Vakit Geçmeden Güneş Batmadan

İnsan idrâki, hayatın med-cezirleri, yani yokuş ve inişleri içinde, “yaşama sevinci” ile “ölümde ürperiş” gibi iki müthiş zıdlığın arasında bir ömür boyu çalkalanır durur.

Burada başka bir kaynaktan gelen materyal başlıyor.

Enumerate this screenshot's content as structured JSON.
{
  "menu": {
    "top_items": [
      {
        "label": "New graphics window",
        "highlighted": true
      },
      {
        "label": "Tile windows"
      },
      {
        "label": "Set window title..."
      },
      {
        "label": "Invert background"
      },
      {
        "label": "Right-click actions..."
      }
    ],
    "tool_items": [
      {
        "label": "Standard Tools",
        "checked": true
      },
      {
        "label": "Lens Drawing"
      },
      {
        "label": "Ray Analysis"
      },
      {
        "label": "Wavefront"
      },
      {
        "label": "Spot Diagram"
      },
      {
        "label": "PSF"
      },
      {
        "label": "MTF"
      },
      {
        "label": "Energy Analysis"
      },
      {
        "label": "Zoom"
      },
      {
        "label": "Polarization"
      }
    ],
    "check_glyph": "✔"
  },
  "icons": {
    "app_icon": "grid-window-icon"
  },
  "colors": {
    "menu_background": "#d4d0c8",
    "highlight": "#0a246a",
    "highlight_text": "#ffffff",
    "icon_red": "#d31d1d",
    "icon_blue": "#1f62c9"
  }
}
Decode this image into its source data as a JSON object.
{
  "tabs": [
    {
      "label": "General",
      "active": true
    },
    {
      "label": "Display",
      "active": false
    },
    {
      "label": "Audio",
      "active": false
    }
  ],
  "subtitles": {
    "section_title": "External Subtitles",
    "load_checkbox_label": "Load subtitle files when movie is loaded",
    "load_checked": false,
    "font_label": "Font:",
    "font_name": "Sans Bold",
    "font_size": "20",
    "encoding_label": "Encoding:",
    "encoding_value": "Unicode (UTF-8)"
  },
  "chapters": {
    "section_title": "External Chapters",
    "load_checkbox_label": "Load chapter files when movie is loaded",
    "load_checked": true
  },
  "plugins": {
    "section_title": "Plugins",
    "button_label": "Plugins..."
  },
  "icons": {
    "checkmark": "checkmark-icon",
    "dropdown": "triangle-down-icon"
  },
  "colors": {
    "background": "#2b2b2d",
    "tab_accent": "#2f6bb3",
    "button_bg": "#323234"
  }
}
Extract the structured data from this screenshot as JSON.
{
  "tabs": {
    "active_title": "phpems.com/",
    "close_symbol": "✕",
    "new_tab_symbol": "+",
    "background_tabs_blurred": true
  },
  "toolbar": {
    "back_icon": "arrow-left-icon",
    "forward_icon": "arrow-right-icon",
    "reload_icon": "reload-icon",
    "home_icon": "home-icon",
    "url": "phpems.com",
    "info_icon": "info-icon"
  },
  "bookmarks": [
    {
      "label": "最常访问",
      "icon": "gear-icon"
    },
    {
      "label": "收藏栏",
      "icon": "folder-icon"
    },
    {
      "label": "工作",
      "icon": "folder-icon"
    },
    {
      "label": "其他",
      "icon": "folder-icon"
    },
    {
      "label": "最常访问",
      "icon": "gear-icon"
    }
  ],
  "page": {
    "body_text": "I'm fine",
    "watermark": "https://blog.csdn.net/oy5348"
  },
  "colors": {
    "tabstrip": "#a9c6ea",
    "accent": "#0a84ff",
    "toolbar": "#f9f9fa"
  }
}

Vakit Geçmeden Güneş Batmadan

Dâimî bir akış içinde olan hayat ile ölümün hakîkî mânâları idrâk edilmeden, yaratılışın sır ve hikmeti ile insanın gerçek mâhiyeti de lâyıkıyla kavranamaz. Kâinâtın küçük bir kopyası olan vücûdumuzda her ân kaç bin hücre doğuyor ve ölüyor. Sanki o, tıpkı kâinât gibi; bir tarafıyla doğumevi, bir tarafıyla mezarlık… İşte fânî olan bu hayat sahnesinde gerçekleşen nefsânî başarılar, deniz kenarında oynayan çocukların, gelecek bir dalga ile yok olmaya mahkûm, kumdan yapılmış evleri ve oyuncakları kabîlindendir.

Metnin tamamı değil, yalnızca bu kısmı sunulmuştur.